Cross-examination—Would you not have made the same efforts to vote that you did, if you had not consulted with Judge Selden?—Yes, sir.—Were you influenced in the matter by his advice at all?—No, sir.—You went into this matter for the purpose of testing the question?—Yes, sir; I had been resolved for three years to vote at the first election when I had been at home for thirty days before.

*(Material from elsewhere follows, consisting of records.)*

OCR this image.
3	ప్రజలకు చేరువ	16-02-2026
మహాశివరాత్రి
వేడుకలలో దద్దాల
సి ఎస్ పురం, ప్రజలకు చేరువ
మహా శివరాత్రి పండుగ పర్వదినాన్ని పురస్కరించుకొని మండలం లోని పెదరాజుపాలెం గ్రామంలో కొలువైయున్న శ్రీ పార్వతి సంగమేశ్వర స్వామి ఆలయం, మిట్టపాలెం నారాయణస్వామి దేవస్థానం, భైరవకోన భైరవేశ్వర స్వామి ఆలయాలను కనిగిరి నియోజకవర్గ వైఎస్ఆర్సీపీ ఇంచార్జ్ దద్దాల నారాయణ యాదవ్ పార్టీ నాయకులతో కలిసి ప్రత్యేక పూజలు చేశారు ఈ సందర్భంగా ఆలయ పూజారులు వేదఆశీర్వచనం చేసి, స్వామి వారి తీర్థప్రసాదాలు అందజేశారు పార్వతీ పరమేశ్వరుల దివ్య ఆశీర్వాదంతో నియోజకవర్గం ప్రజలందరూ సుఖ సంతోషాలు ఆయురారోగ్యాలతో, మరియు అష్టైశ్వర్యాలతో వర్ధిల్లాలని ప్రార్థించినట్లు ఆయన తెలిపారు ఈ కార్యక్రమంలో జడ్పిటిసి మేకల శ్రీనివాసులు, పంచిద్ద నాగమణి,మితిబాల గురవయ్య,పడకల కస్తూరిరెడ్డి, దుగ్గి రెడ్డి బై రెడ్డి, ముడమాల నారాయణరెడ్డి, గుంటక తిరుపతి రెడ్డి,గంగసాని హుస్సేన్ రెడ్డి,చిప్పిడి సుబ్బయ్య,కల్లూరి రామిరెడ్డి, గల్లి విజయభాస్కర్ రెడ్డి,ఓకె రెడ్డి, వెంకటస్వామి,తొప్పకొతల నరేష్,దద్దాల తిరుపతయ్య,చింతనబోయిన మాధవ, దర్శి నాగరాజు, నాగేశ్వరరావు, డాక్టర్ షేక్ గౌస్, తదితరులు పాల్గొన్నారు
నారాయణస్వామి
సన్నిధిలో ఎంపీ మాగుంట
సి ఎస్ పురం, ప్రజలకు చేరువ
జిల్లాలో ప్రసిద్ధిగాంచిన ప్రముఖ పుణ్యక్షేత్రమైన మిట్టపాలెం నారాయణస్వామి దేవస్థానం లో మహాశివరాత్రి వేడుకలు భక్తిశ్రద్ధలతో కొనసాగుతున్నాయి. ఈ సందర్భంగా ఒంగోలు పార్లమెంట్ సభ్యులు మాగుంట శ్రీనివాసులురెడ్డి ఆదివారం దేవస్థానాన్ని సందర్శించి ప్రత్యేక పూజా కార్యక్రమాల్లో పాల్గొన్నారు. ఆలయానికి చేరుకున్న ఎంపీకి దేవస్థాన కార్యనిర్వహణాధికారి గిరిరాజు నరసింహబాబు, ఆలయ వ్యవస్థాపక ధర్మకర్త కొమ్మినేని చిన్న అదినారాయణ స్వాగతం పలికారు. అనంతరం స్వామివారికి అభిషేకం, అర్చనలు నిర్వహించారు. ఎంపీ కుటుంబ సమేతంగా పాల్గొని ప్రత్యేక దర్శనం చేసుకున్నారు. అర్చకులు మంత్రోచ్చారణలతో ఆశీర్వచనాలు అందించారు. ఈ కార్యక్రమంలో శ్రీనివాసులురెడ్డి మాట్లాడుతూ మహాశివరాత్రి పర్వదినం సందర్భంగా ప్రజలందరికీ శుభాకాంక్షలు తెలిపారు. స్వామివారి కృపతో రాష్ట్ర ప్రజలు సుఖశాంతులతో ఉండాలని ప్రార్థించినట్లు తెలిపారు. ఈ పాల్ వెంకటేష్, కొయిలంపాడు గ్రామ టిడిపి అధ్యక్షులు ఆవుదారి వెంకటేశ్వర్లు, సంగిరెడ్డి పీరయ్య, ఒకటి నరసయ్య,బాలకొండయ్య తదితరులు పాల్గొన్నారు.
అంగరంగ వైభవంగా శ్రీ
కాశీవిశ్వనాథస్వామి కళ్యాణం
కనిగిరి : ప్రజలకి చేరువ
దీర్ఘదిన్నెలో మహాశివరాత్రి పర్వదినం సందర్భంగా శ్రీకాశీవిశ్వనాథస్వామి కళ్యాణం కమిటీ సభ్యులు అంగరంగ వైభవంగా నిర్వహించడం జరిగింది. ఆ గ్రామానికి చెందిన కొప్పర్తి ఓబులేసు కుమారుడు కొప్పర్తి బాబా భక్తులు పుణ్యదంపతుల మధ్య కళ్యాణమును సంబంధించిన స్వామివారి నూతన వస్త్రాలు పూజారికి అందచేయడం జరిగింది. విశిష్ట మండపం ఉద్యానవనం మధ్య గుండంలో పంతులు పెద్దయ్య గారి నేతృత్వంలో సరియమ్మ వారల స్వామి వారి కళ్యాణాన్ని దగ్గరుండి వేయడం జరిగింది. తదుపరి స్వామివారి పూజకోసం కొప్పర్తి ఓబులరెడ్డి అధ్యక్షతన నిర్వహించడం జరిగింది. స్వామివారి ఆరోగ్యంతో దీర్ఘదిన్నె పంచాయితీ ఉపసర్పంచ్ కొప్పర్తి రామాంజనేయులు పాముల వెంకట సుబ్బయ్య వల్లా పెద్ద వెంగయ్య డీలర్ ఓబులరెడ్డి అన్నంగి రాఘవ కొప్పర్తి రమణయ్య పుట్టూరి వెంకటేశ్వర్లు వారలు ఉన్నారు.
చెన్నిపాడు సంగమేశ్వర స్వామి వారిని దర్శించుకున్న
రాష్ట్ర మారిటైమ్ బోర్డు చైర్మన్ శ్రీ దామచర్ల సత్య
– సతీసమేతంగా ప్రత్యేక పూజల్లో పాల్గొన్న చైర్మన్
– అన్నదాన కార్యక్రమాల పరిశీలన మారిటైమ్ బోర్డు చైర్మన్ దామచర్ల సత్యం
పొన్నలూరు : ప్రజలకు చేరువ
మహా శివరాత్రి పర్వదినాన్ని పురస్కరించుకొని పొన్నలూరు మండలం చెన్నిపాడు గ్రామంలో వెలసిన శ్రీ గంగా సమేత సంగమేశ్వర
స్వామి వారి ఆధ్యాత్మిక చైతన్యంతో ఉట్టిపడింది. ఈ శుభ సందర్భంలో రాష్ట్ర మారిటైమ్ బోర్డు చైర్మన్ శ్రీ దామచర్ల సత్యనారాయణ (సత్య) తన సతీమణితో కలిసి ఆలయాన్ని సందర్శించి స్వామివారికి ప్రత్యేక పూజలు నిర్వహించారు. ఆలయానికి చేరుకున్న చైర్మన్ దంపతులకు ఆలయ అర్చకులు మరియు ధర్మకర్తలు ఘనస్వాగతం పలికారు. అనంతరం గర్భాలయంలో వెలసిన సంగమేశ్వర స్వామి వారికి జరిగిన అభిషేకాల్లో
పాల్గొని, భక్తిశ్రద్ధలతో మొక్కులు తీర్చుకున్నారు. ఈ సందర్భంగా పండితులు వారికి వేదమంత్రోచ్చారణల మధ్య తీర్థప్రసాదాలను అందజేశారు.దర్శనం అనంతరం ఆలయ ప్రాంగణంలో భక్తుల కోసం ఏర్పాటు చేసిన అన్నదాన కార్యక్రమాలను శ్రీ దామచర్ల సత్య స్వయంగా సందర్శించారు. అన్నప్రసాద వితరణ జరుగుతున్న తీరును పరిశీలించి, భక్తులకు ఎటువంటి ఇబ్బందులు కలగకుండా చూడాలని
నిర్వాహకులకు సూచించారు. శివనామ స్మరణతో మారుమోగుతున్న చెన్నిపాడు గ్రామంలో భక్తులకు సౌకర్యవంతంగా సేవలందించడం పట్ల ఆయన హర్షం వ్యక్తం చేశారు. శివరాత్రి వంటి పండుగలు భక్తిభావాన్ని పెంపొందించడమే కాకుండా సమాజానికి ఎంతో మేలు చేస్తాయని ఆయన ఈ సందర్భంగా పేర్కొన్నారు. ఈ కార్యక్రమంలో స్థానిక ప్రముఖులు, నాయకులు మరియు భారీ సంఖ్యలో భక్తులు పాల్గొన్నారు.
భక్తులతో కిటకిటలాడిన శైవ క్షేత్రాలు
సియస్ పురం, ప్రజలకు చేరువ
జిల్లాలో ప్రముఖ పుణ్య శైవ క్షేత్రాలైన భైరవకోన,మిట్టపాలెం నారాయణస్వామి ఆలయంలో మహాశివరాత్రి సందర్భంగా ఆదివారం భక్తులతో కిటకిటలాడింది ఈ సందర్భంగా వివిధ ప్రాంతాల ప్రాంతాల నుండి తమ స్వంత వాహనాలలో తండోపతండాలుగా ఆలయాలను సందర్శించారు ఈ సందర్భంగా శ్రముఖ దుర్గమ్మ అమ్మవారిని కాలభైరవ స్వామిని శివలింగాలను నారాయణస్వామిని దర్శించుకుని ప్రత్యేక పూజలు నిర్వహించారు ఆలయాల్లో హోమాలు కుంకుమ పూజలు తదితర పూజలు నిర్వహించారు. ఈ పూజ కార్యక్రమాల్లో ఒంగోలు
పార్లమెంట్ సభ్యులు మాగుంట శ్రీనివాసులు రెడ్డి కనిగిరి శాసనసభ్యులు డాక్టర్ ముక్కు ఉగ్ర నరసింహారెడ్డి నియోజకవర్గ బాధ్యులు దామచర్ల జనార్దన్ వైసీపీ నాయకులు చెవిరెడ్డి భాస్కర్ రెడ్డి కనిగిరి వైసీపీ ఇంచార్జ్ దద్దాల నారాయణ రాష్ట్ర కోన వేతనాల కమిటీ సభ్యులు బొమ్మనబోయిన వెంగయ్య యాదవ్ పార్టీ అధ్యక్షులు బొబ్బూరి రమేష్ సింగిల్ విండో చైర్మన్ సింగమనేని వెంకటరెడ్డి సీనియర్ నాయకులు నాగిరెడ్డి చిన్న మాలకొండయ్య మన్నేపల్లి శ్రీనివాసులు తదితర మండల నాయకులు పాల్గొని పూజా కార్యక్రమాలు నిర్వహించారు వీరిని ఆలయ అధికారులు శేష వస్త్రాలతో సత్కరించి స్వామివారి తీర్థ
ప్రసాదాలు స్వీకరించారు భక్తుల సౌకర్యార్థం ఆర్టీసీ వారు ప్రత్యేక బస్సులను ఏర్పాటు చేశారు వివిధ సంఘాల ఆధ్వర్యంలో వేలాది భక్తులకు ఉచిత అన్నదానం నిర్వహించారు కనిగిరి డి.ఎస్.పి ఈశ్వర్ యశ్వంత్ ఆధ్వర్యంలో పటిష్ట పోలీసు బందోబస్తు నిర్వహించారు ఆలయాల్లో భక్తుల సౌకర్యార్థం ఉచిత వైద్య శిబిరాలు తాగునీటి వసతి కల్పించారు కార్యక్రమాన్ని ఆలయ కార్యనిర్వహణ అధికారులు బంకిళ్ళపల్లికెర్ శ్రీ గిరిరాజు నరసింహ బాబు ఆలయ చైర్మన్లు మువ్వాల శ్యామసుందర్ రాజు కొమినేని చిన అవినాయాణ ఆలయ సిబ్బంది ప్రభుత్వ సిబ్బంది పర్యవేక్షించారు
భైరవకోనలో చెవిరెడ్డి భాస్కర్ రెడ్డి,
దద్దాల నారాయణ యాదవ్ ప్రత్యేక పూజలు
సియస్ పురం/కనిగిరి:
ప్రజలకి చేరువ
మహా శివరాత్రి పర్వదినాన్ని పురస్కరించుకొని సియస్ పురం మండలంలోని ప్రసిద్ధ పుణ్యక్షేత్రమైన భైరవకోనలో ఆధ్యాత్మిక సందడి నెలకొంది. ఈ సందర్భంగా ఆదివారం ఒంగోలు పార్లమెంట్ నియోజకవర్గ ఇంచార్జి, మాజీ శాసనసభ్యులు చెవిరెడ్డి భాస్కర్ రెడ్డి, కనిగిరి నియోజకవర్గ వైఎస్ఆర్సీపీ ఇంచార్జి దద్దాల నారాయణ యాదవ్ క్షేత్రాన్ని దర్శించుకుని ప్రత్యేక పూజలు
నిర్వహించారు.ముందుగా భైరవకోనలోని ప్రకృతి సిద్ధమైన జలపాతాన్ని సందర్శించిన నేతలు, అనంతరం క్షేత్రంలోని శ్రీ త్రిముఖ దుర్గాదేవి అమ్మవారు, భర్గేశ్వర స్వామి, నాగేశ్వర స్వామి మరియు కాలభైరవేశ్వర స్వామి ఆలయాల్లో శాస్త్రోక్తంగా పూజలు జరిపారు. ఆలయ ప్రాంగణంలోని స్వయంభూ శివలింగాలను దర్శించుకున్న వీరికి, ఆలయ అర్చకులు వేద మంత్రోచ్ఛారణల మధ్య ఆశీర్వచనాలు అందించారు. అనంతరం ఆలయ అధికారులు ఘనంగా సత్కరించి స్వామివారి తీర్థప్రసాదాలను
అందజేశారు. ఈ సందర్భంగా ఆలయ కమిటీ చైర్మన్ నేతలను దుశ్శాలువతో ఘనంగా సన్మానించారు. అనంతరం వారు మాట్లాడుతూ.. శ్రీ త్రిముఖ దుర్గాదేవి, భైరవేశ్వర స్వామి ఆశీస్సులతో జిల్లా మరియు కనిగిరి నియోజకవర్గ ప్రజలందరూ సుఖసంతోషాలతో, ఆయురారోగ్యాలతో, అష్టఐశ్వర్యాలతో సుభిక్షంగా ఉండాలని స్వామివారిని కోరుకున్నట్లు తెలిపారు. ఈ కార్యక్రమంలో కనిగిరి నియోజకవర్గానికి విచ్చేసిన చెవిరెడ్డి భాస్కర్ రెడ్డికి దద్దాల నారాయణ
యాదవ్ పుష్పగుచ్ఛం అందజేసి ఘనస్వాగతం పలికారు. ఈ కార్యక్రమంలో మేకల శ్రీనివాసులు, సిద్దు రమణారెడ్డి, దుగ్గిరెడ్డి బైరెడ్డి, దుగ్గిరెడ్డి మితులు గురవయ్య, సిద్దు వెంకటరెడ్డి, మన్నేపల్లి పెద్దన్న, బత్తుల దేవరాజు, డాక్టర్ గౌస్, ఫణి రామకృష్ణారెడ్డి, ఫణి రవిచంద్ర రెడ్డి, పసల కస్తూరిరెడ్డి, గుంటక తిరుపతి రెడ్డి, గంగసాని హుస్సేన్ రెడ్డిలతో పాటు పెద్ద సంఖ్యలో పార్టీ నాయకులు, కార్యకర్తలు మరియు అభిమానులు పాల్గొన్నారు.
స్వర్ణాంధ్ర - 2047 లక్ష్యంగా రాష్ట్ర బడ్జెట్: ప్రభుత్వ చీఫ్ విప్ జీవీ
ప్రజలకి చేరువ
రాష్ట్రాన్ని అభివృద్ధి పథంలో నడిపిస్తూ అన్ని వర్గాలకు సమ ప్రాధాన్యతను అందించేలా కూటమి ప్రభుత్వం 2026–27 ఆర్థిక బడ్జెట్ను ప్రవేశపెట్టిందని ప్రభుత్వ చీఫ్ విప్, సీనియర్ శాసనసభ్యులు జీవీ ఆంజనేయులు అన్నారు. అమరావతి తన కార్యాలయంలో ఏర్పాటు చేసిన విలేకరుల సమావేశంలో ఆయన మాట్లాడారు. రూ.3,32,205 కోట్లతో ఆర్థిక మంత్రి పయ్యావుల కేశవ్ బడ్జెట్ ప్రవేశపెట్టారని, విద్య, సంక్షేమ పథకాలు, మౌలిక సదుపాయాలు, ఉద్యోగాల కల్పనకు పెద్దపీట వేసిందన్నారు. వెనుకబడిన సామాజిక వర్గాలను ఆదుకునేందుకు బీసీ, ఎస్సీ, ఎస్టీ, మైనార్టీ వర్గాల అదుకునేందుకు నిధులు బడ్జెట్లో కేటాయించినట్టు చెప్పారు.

It is an incident worthy of note that this examination took place and the commissioner’s decision was rendered in the same dingy little room where, in the olden days, fugitive slaves were examined and returned to their masters. While the attorneys were endeavoring to agree upon a date for the hearing of arguments, Miss Anthony remarked that she should be engaged lecturing in central Ohio until December 10. “But you are supposed to be in custody all this time,” said the district-attorney. “Oh, is that so? I had forgotten all about that,” she replied. That night she wrote in her diary: “A hard day and a sad anniversary! Ten years ago our dear father was laid to rest. This evening at 7 o’clock my old friend Horace Greeley died. A giant intellect suddenly gone out!”
The second hearing took place December 23 in the common council chamber, in the presence of a large audience which included many ladies, the newspapers stating that it had rather the appearance of a social gathering than an arraignment of criminals. Of those on trial one paper said: “The majority of these law-breakers were elderly, matronly-looking women with thoughtful faces, just the sort one would like to see in charge of one’s sick-room, considerate, patient, kindly.”